The new rules also made changes to the Section 8(a) Program, the highlights of which are:
- An applicant to the 8(a) Program who is not part of a group that the regulations presume are socially disadvantaged must make a stronger showing of “social disadvantage”.
- An applicant no longer must submit IRS Form 560T.
- The requirement for a written narrative demonstrating “economic disadvantage” has been eliminated.
- The new rule provides that the management experience that must be demonstrated by the owner of a Section 8(a) concern does not need to relate to the concern’s primary NAICS code.
- Applications must now be filed electronically and the requirement of a “wet signature” no longer exists.
- SBA is no longer required to refer an application to the SBA’s Office of Inspector General in every instance where an application presents evidence of possible criminal conduct.

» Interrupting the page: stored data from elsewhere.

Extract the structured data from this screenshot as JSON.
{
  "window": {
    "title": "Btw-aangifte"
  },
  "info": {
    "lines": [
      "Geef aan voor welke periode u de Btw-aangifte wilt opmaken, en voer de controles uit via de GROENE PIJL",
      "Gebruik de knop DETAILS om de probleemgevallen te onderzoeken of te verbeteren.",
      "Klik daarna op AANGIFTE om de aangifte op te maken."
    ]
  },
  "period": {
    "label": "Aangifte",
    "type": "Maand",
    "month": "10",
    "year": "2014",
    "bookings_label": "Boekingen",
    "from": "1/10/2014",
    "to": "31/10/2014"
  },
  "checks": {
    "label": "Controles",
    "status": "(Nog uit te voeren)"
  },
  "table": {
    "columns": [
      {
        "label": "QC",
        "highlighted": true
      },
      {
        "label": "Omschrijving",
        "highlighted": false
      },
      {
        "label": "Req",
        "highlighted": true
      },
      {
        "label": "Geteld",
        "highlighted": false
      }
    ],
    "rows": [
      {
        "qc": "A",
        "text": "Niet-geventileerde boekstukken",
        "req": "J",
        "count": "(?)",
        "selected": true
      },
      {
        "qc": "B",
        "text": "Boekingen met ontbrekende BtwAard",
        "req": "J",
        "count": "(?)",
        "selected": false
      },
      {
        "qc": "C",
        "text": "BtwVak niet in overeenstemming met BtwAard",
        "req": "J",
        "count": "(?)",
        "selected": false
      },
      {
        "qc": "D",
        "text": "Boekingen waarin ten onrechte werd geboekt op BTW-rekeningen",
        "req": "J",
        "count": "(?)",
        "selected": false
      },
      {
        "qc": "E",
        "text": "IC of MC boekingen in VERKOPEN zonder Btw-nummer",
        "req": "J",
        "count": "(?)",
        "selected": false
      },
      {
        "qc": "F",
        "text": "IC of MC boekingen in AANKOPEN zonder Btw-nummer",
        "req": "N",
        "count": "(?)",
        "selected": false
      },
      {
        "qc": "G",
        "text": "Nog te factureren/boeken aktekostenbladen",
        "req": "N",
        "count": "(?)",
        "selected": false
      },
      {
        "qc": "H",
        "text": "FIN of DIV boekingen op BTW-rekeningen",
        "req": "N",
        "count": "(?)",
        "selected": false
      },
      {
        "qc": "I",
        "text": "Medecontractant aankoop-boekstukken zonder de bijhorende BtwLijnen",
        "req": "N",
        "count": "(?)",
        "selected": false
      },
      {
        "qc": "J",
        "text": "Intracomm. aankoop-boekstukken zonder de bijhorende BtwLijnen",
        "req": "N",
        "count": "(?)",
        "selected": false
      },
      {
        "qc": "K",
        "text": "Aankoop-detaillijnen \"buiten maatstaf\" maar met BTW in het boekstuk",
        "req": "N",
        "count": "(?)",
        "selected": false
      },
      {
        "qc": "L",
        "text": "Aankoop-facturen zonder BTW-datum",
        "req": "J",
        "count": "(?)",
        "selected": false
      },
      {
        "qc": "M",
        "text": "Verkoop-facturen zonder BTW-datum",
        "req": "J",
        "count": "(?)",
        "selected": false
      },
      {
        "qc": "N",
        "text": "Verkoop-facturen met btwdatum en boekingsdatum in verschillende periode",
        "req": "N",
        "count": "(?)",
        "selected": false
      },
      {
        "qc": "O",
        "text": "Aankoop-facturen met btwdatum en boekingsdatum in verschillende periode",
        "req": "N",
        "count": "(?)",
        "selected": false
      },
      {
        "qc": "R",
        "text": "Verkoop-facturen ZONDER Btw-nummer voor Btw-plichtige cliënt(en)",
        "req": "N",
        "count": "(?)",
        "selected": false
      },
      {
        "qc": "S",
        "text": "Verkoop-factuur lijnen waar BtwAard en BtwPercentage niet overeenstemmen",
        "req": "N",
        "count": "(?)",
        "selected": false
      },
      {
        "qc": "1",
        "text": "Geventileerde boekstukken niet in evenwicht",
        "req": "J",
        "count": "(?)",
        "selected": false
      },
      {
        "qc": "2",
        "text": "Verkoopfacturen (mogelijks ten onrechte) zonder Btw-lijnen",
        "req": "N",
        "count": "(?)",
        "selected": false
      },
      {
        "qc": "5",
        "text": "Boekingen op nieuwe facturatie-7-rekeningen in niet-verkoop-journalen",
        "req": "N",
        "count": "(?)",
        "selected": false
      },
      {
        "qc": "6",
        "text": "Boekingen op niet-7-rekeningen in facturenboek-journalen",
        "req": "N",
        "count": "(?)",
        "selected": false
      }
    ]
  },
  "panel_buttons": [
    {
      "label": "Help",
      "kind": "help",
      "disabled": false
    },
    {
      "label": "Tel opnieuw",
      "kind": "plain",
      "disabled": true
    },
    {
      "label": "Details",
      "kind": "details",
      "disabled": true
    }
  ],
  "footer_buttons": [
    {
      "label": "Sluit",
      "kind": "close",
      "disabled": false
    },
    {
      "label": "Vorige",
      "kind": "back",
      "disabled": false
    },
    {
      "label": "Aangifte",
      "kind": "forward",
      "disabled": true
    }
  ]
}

- The new rule allows SBA to change the primary industry classification listed in a Section 8(a) concern’s business plan where the greatest portion of the firm’s total revenues during a three-year period has evolved from one NAICS code to another. SBA will inform the concern of its intention and the concern will have the opportunity to argue for keeping the original NAICS code as its primary NAICS code.
- 8(a) concerns may suspend their participation in the program under two new circumstances: (1) where the concern’s principal office is in an area declared a major disaster area and (2) where there is a lapse in federal appropriations.
The new rules also made changes to the HUBZone Program, the highlights of which are:
- SBA will issue a decision on HUBZone applications within 90 calendar days after receipt of a complete application package “whenever practicable.”
- SBA may draw adverse inferences from incomplete or missing information in the package that has been requested by SBA.
- An applicant must be eligible for the HUBZone program not only on the date it submits its application but also up to and including the time SBA issues its decision on the application. Any changed circumstances occurring after submission of the application must be disclosed.
- HUBZone businesses may now joint venture with other small businesses or with a large business Mentor under the new Small Business Mentor-Protégé Program.